Antoine’s family learned of the Bible Students through his uncle, who attended his first meeting in 1924. That same year, in Bruay-en-Artois, the Bible Students held their first assembly in the Polish language. Less than a month later in the same town, a representative of world headquarters, Joseph F. Rutherford, held a public meeting, where 2,000 gathered. Moved by the large, mostly Polish attendance, Brother Rutherford told them: “Jehovah brought you to France to learn the truth. Now you and your children must help the French! A great preaching work is still to be done, and Jehovah will raise up publishers for that work.”
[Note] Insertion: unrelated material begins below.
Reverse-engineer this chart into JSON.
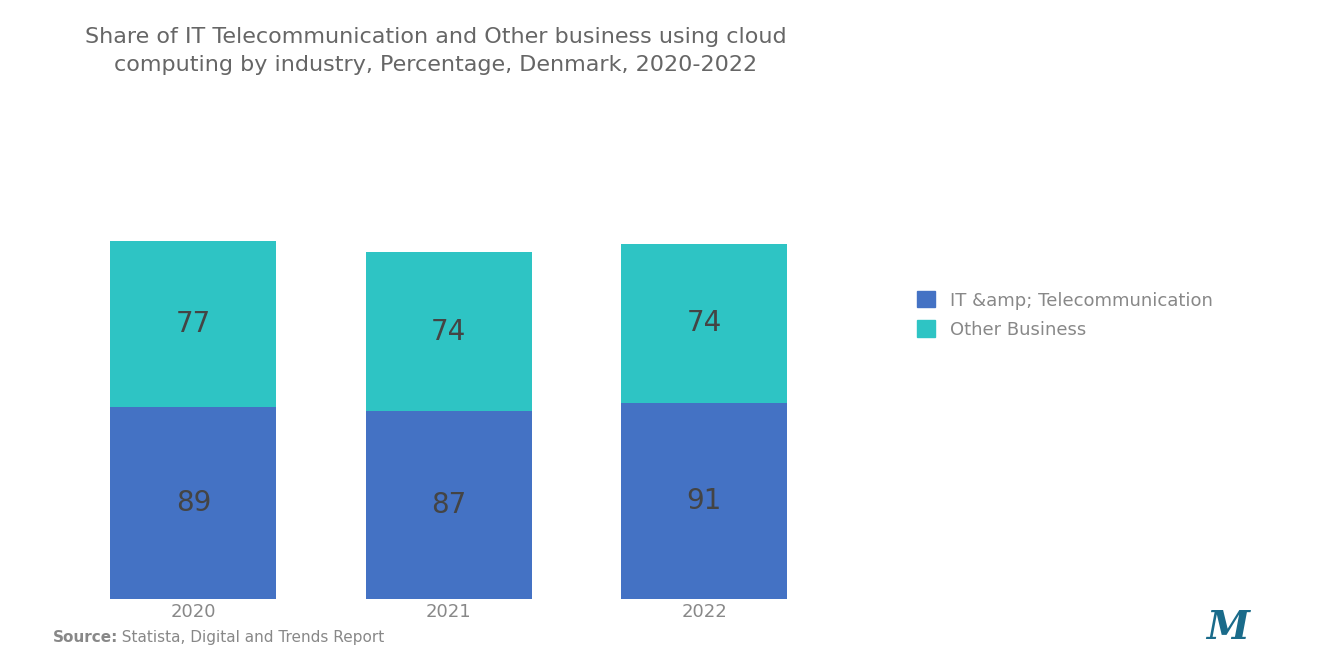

And Jehovah God did just that! These Polish Christians were as wholehearted about preaching as they were hardworking in the mines! Indeed, some of them returned to their native Poland to share the precious truths they had learned. Teofil Piaskowski, Szczepan Kosiak, and Jan Zabuda were among those who left France to spread the good news throughout large areas of Poland.

But many Polish-speaking evangelizers remained in France and continued to preach zealously alongside their French brothers and sisters. At the 1926 general assembly in Sin-le-Noble, 1,000 attended the Polish session, along with 300 at the French. The 1929 Yearbook reported: “During the year 332 Polish brethren have symbolized their consecration [dedication] by baptism.” Before World War II broke out, 32 of the 84 congregations in France were Polish-speaking.

Polish brothers and sisters in France on their way to a convention. The sign reads “Jehovah’s Witnesses”

In 1947 many Witnesses of Jehovah accepted an invitation by the Polish government to return to Poland. Even after their departure, however, the fruitage of their efforts and those of their French fellow believers could be seen in the 10 percent increase in Kingdom publishers that year. This was followed by increases of 20, 23, and even 40 percent in the years from 1948 to 1950! To help train these new publishers, the France branch appointed the first circuit overseers in 1948. Of the five selected, four were Polish, and Antoine Skalecki was one of them.

Many of Jehovah’s Witnesses in France still have the Polish surnames of their forebears, who worked hard both in the mines and in the field ministry. Today, too, multitudes of immigrants are learning the truth in France. Whether evangelizers from other countries return to their native lands or settle in their new home, they are zealously following the course of Kingdom proclaimers such as their Polish predecessors.—From our archives in France.